Isoflurane-induced depolarization of neural mitochondria increases with age.

BACKGROUND AND OBJECTIVES

The mitochondrial membrane potential (DeltaPsi(m)) drives the three fundamental functions of mitochondria, namely adenosine triphosphate (ATP) generation, Ca(2+) uptake/storage, and generation/detoxification of ROS. Isoflurane depolarizes neural mitochondria. The sensitivity for general anesthetics increases with age, but the mechanism for this age-related sensitivity is still unknown. We compared the effect of isoflurane on Ca(2+) and DeltaPsi(m) in isolated pre-synaptic terminals (synaptosomes) from neonatal, adolescent, and adult rats and the influence of interventions in the respiratory chain was assessed.

METHODS

Synaptosomes were loaded with the fluorescent probes fura-2 (Ca(2+)) and JC-1 (DeltaPsi(m)) and exposed to isoflurane 1 and 2 minimum alveolar concentration (MAC). The effect on the electron transport chain was investigated by blocking complexes I and V.

RESULTS

In neonatal rats isoflurane had no significant effect on DeltaPsi(m). In adolescent and adult synaptosomes, however, isoflurane 1 and 2 MAC decreased DeltaPsi(m).
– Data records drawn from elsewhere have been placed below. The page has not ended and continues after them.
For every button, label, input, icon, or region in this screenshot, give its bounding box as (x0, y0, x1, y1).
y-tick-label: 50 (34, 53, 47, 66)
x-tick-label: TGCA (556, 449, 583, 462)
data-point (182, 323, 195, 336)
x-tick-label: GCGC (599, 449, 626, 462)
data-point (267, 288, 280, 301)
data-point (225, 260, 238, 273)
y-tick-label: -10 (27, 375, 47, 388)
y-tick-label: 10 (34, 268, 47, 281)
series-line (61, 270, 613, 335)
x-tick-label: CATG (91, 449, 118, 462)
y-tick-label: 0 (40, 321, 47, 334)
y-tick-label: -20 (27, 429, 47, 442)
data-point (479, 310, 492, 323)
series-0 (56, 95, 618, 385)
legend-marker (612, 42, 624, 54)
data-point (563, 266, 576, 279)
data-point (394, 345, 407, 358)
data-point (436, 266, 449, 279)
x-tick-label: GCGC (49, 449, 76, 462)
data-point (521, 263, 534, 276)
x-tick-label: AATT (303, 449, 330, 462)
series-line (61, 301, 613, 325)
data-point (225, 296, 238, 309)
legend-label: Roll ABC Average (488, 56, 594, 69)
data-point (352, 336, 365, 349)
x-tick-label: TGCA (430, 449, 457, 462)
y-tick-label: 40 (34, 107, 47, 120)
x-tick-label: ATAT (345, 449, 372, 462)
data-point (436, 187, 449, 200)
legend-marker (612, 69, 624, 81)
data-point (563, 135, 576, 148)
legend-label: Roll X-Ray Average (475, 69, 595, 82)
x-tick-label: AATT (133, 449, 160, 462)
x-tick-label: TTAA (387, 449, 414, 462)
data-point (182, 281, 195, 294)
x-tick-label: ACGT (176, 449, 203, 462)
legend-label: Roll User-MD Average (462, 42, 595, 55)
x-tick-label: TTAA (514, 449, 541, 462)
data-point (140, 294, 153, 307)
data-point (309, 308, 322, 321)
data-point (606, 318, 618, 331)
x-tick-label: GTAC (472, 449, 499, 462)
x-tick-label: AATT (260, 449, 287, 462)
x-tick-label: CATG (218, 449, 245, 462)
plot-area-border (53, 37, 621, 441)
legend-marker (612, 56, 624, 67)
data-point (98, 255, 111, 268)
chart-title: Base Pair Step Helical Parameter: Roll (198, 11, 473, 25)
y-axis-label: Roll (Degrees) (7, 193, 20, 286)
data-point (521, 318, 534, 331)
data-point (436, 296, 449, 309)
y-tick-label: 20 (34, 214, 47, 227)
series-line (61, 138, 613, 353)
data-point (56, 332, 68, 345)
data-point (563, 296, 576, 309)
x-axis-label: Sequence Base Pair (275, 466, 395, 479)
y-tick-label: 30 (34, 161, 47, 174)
Isoflurane 2 MAC increased Ca(2+) in neonatal and adolescent rats, but not in adult synaptosomes. In Ca(2+)-depleted medium, isoflurane still decreased DeltaPsi(m), while Ca(2+) remained unaltered. By blocking complex V of the respiratory chain, the isoflurane-induced mitochondrial depolarization was enhanced in all age groups. Blocking complex I depolarized the mitochondria to the same extent as isoflurane 2 MAC, but without any additive effect.

CONCLUSIONS

The depolarizing effect of isoflurane on neural mitochondria is more pronounced in the adolescent and adult than in neonatal synaptosomes. The increased mitochondrial sensitivity with age seems to be related to the reversed function of the ATP synthase of the electron transport chain.